Atlet olah raga menembak didatangkan terkait dengan keahlian menembak seseorang. Saksi akan diminta menjelaskan apakah orang yang belum terbiasa memegang senjata bisa menembak dengan tepat.
SCROLL TO CONTINUE WITH CONTENT
Maqdir menjelaskan, dalam kasus penembakan Nasrudin, target tembakan berada di dalam mobil dan terhalang oleh kaca serta tidak kelihatan dari luar. "Apakah bisa orang yang belum terbiasa memegang senjata menembak sasaran dengan tepat," kata Maqdir mengulangi.
Salah satu saksi meringankan yang juga akan dihadirkan oleh pengacara Antasari adalah istri salah satu tersangka, Wiliardi Wizar, Novarina.

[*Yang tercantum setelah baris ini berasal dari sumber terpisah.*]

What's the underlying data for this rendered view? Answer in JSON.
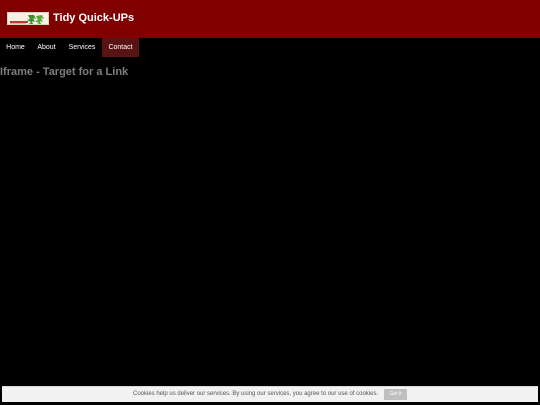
{
  "header": {
    "site_title": "Tidy Quick-UPs",
    "background_color": "#800000",
    "logo_icon": "company-logo"
  },
  "nav": {
    "items": [
      {
        "label": "Home",
        "active": false
      },
      {
        "label": "About",
        "active": false
      },
      {
        "label": "Services",
        "active": false
      },
      {
        "label": "Contact",
        "active": true
      }
    ],
    "active_color": "#5a1313"
  },
  "main": {
    "heading": "Iframe - Target for a Link"
  },
  "cookie_bar": {
    "message": "Cookies help us deliver our services. By using our services, you agree to our use of cookies.",
    "button_label": "Got it"
  }
}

"Dia dihadirkan untuk mengungkap peristiwa tanggal 30 April 2009. Menurut pengakuan Wiliardi pada saat itu dirinya dikondisikan untuk membuat BAP yang melibatkan Antasari Azhar dalam kasus pembunuhan Nasrudin," kata Maqdir menutup pembicaraan.
Sidang yang akan berlangsung pukul 09.00 WIB ini merupakan sidang yang ke-20 kali. Semua terdakwa termasuk Antasari Azhar telah hadir. (anw/iy)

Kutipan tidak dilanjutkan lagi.